Hegseth is a decorated infantry officer who spent more than 18 years in the Guard and served in combat, deploying to Iraq and Afghanistan and reaching the rank of major.
But he does not have the senior leadership experience typical of nominees to lead the US military, which employs some 2.9 million people and has an annual budget in the hundreds of billions of dollars.
What he does have is approval from Trump, who has long used right-wing Fox News as a key platform — and source of information.
After joining Fox in 2014 as a contributor, the 44-year-old now co-hosts Fox and Friends Weekend and is a host for streaming service Fox Nation. He has also authored multiple books.
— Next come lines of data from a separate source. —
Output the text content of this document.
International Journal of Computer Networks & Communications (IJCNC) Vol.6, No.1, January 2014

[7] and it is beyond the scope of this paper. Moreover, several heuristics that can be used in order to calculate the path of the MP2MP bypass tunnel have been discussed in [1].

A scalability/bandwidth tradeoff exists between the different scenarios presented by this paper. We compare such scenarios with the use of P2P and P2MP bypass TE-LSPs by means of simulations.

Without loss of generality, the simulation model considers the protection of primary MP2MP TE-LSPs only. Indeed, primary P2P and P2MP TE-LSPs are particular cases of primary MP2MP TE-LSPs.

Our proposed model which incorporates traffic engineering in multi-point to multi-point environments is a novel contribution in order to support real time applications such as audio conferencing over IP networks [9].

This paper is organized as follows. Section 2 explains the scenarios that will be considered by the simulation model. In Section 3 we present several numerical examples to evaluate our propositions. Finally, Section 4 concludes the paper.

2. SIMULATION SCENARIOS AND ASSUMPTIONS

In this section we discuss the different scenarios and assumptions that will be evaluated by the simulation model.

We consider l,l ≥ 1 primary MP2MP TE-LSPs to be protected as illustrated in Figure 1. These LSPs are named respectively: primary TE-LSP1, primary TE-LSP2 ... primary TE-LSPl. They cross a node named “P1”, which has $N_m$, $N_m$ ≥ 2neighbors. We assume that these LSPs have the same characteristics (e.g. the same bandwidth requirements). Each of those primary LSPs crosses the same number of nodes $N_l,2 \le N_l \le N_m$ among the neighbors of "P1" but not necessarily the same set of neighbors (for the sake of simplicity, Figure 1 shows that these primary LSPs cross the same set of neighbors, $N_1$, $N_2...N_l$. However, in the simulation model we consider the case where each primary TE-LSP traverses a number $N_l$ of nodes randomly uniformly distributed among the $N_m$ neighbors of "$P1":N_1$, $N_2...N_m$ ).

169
Trump hailed Hegseth as “tough, smart and a true believer in America First” in a social media post announcing the nomination. “With Pete at the helm, America’s enemies are on notice — Our Military will be Great Again, and America will Never Back Down.”
The president-elect also highlighted Hegseth’s success as an author, saying his book “The War on Warriors” was a best-seller, and that it “reveals the leftwing betrayal of our Warriors, and how we must return our Military to meritocracy, lethality, accountability, and excellence.”
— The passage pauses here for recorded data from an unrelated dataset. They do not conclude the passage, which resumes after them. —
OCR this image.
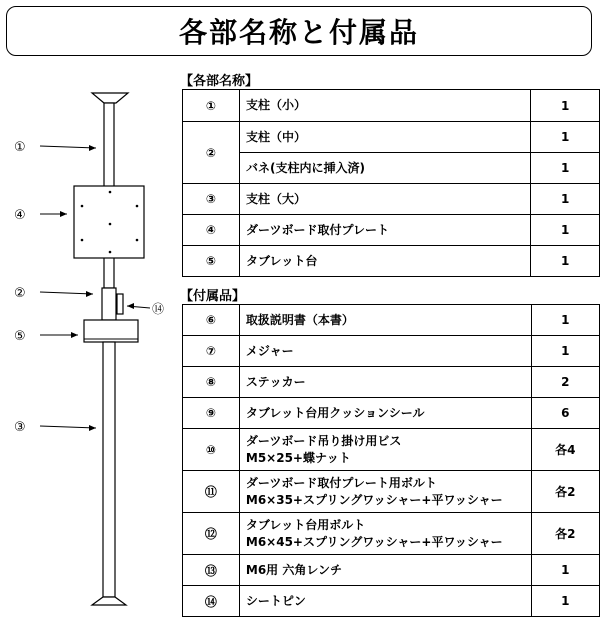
各部名称と付属品
①
④
②
⑤
③
⑭
【各部名称】
①	支柱（小）	1
②	支柱（中）	1
	バネ(支柱内に挿入済)	1
③	支柱（大）	1
④	ダーツボード取付プレート	1
⑤	タブレット台	1
【付属品】
⑥	取扱説明書（本書）	1
⑦	メジャー	1
⑧	ステッカー	2
⑨	タブレット台用クッションシール	6
⑩	ダーツボード吊り掛け用ビス
M5×25+蝶ナット	各4
⑪	ダーツボード取付プレート用ボルト
M6×35+スプリングワッシャー+平ワッシャー	各2
⑫	タブレット台用ボルト
M6×45+スプリングワッシャー+平ワッシャー	各2
⑬	M6用 六角レンチ	1
⑭	シートピン	1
Mark Cancian, a retired Marine colonel and senior advisor at the Center for Strategic and International Studies, said Hegseth’s selection was unexpected.
“As someone said, this wasn’t on anyone’s bingo card, so it’s a very surprising pick,” he said. “Clearly Trump wants someone who is loyal to him” and who “does not have an independent political base.”
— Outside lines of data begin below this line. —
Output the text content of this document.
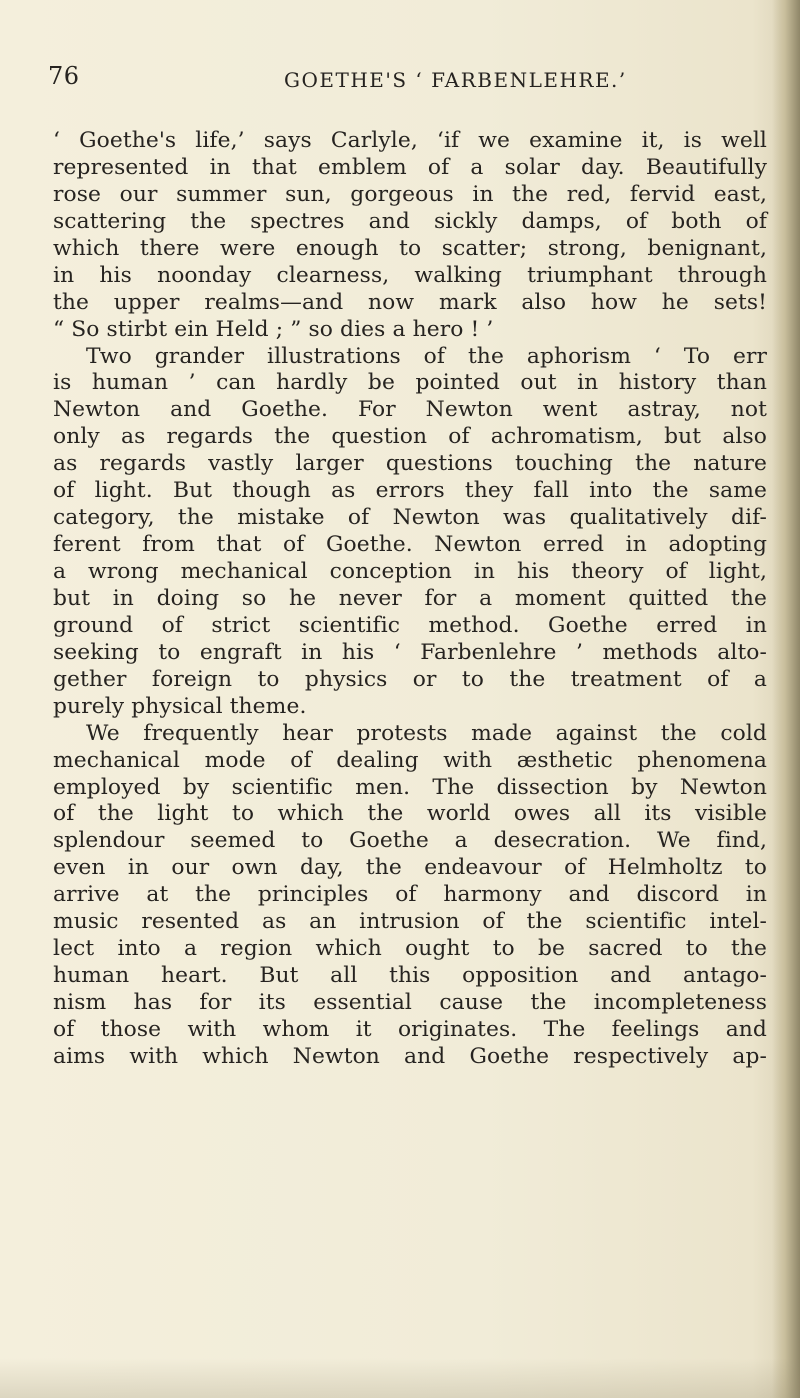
76	GOETHE'S ‘ FARBENLEHRE.’
‘ Goethe's life,’ says Carlyle, ‘if we examine it, is well
represented in that emblem of a solar day. Beautifully
rose our summer sun, gorgeous in the red, fervid east,
scattering the spectres and sickly damps, of both of
which there were enough to scatter; strong, benignant,
in his noonday clearness, walking triumphant through
the upper realms—and now mark also how he sets!
“ So stirbt ein Held ; ” so dies a hero ! ’
Two grander illustrations of the aphorism ‘ To err
is human ’ can hardly be pointed out in history than
Newton and Goethe. For Newton went astray, not
only as regards the question of achromatism, but also
as regards vastly larger questions touching the nature
of light. But though as errors they fall into the same
category, the mistake of Newton was qualitatively dif-
ferent from that of Goethe. Newton erred in adopting
a wrong mechanical conception in his theory of light,
but in doing so he never for a moment quitted the
ground of strict scientific method. Goethe erred in
seeking to engraft in his ‘ Farbenlehre ’ methods alto-
gether foreign to physics or to the treatment of a
purely physical theme.
We frequently hear protests made against the cold
mechanical mode of dealing with æsthetic phenomena
employed by scientific men. The dissection by Newton
of the light to which the world owes all its visible
splendour seemed to Goethe a desecration. We find,
even in our own day, the endeavour of Helmholtz to
arrive at the principles of harmony and discord in
music resented as an intrusion of the scientific intel-
lect into a region which ought to be sacred to the
human heart. But all this opposition and antago-
nism has for its essential cause the incompleteness
of those with whom it originates. The feelings and
aims with which Newton and Goethe respectively ap-
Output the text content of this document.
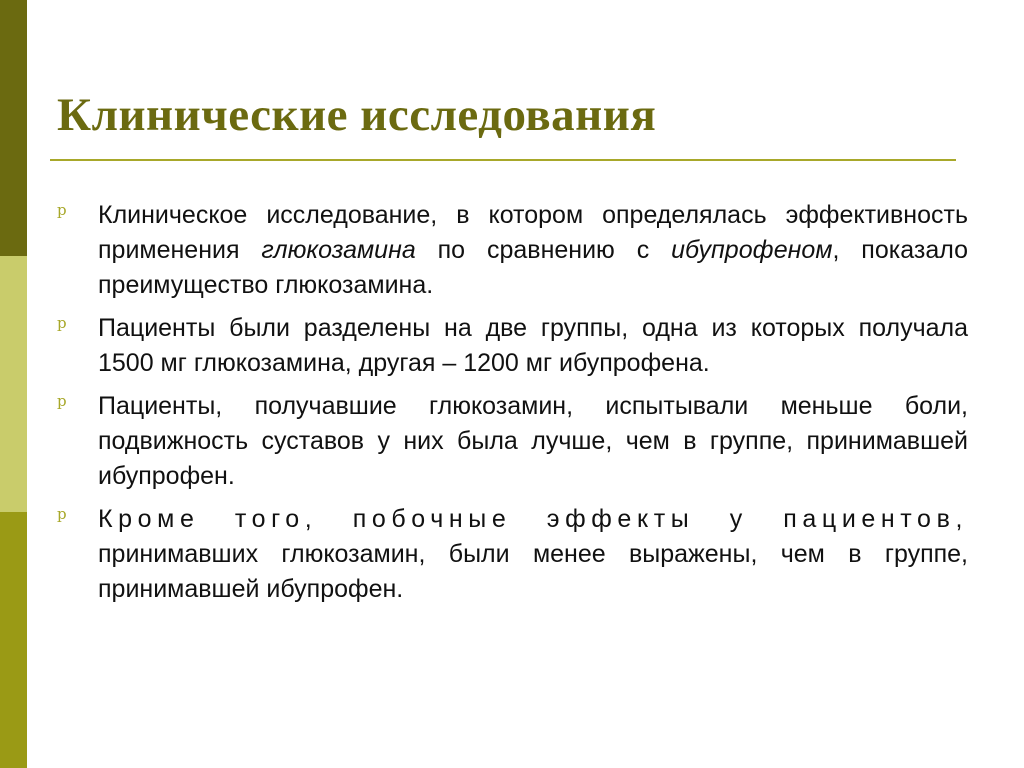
Клинические исследования
p Клиническое исследование, в котором определялась эффективность применения глюкозамина по сравнению с ибупрофеном, показало преимущество глюкозамина.
p Пациенты были разделены на две группы, одна из которых получала 1500 мг глюкозамина, другая – 1200 мг ибупрофена.
p Пациенты, получавшие глюкозамин, испытывали меньше боли, подвижность суставов у них была лучше, чем в группе, принимавшей ибупрофен.
p Кроме того, побочные эффекты у пациентов, принимавших глюкозамин, были менее выражены, чем в группе, принимавшей ибупрофен.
Cancian said Hegseth “has an excellent record as a junior military officer” but “lacks high-level national security experience and experience leading a large institution,” and could face significant opposition in Congress as a result.
Potential ‘civil-military crisis’
Hegseth is a frequent critic of so-called “woke” policies — by companies, at universities, and in the military — that attempt to increase opportunities for ethnic and sexual minorities.
Those efforts, such as the widely used Diversity, Equity and Inclusion, or DEI, program, will likely be scrapped within the Pentagon if Hegseth wins confirmation in the Senate.
On an episode of the “Shawn Ryan Show” podcast aired earlier this month, Hegseth advocated for the firing of top US military officer General CQ Brown and said that any other senior officer who “was involved in any of the DEI woke shit has got to go.”
Cancian said if the Trump administration stops at rolling back diversity programs it would resemble his first term in office, but that going further and taking a step such as firing Brown would “engender a civil-military crisis.”
Hegseth said on the same podcast episode that he was opposed to women serving in combat roles, though not their presence in the armed forces as a whole.
“Everything about men and women serving together makes the situation more complicated, and complication in combat means casualties are worse,” he said.
Hegseth reportedly lobbied Trump in 2019 to intervene in three war crimes cases, leading to pardons in two murder cases and the reinstatement of the rank of a third service member who was convicted for posing for a photo with a body in Iraq.
He appeared to confirm those efforts on the podcast, saying: “I was proud to be a part of, in a small way, behind the scenes, with all of those, with the pardons that came from President Trump.”
Hegseth is an Ivy Leaguer, graduating from both Princeton and Harvard, though his website says he sent his degree back to the latter institution, and he has criticized it on air for its allegedly left-leaning policies.